NOTE: Fixed the incorrect link to the presentation on Scribd.com. Thanks to Dr. Chase for pointing it out!! – Paul.
Well, its another New Year and time to look forward to the year ahead – and back. 2010 was an eventful year here in town, what with the continuing economic crisis putting a strain on town finances lively races for both the Board of Selectmen and School Committee, and – of all things – a contentious and ultimately unsuccessful push for a Prop 2 1/2 override.
Frankly, after all that activity and what was a trying year on School Committee, I needed to take a bit of a break from the raft of big, hard to solve problems facing Belmont and focus on something smaller. To that end, I put some time an energy helping sort out the question of whether or not newer generation multi-space parking meters might be a worthwhile investment and a (welcome) new revenue stream for Belmont. My presentation to the Board of Selectmen, which I gave on December 21, is posted online and available here. Stay tuned for more on this idea as the Town and Board of Selectmen looks more closely at the parking meter question.
In any case, researching the parking meter issue was refreshing in a way – when you consider that we could collect an extra $300,000 in revenue over the next 10 years just by asking the folks who park in front of the Commuter Rail station on Royal Road to pay for the privilege…well…you start to think about what other piles of unrealized revenues are sitting out there undiscovered? Of course there are other locations for meter deployments and associated revenue (back of the envelope says $1 million in net revenue over 10 years for ~8 multi space meters to cover Leonard Street and Alexander Street). What else – some development? Maybe the Municipal Light building? Development along Prospect Street and Cushing Square?

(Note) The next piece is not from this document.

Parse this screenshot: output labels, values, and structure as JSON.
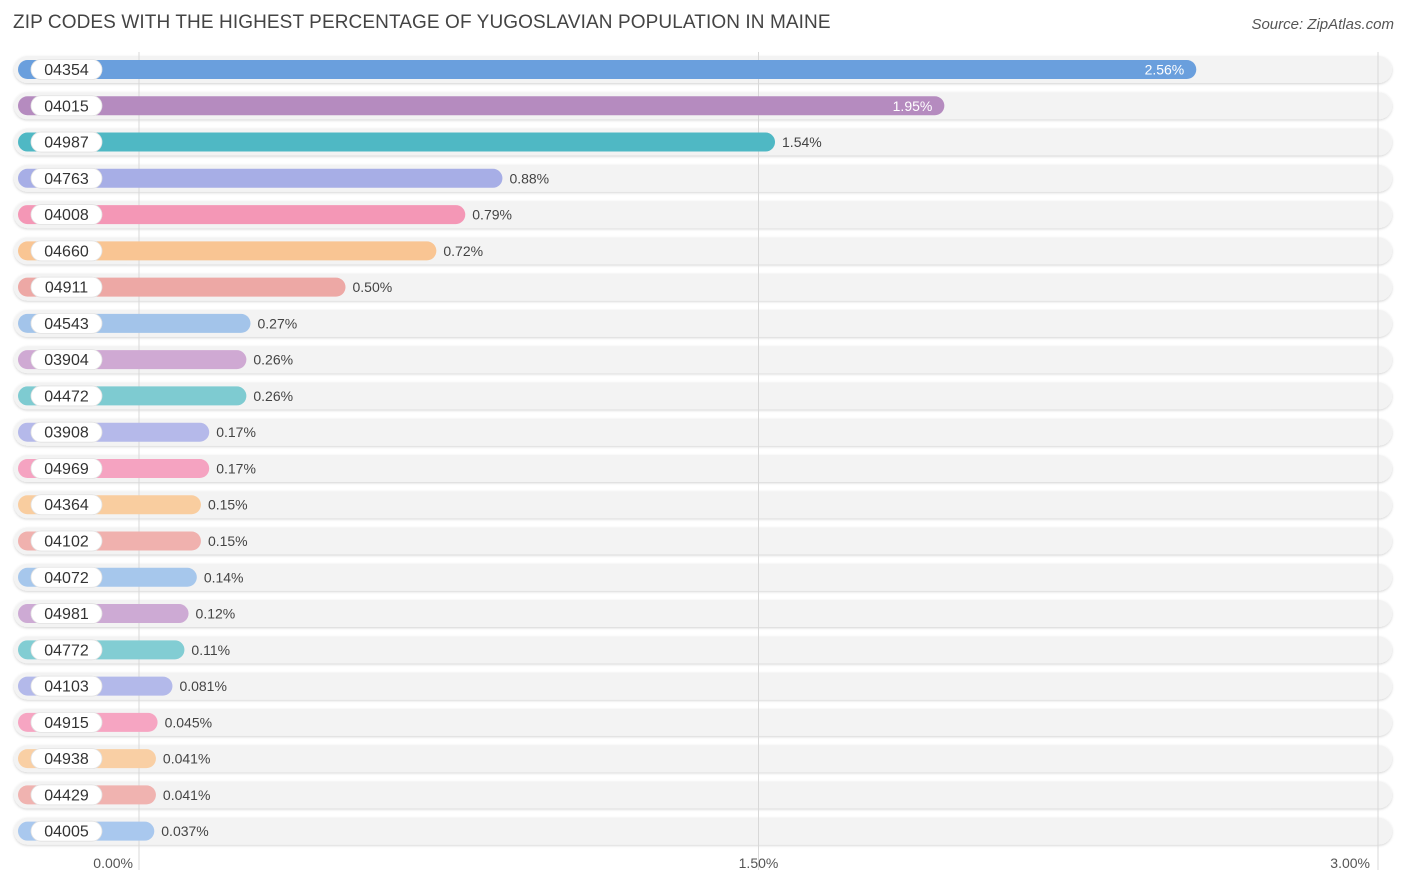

Of course, none of these things will change the big picture, but each little bit of revenue starts to tip the scales – easing the tensions between competing factions in town and making it easier to find a compromise. Of course, nothing of this sort will happen in time to save the town from a painful budget cycle and, barring a new and successful override effort, the cuts this time around will be both deep and painful – impossible to hide.
My new year’s resolution is to do more to work cooperatively within the town to help us find answers to these painful budgeting questions but, also, to fight to preserve what I think is Belmont’s great and decades-long tradition of fostering excellent, public education and a nurturing, safe community. I hope that we, as a town, can resolve to finally tackling the town’s budget problems in a serious way and moving past the “what ifs” to put Belmont on the road to a bright future.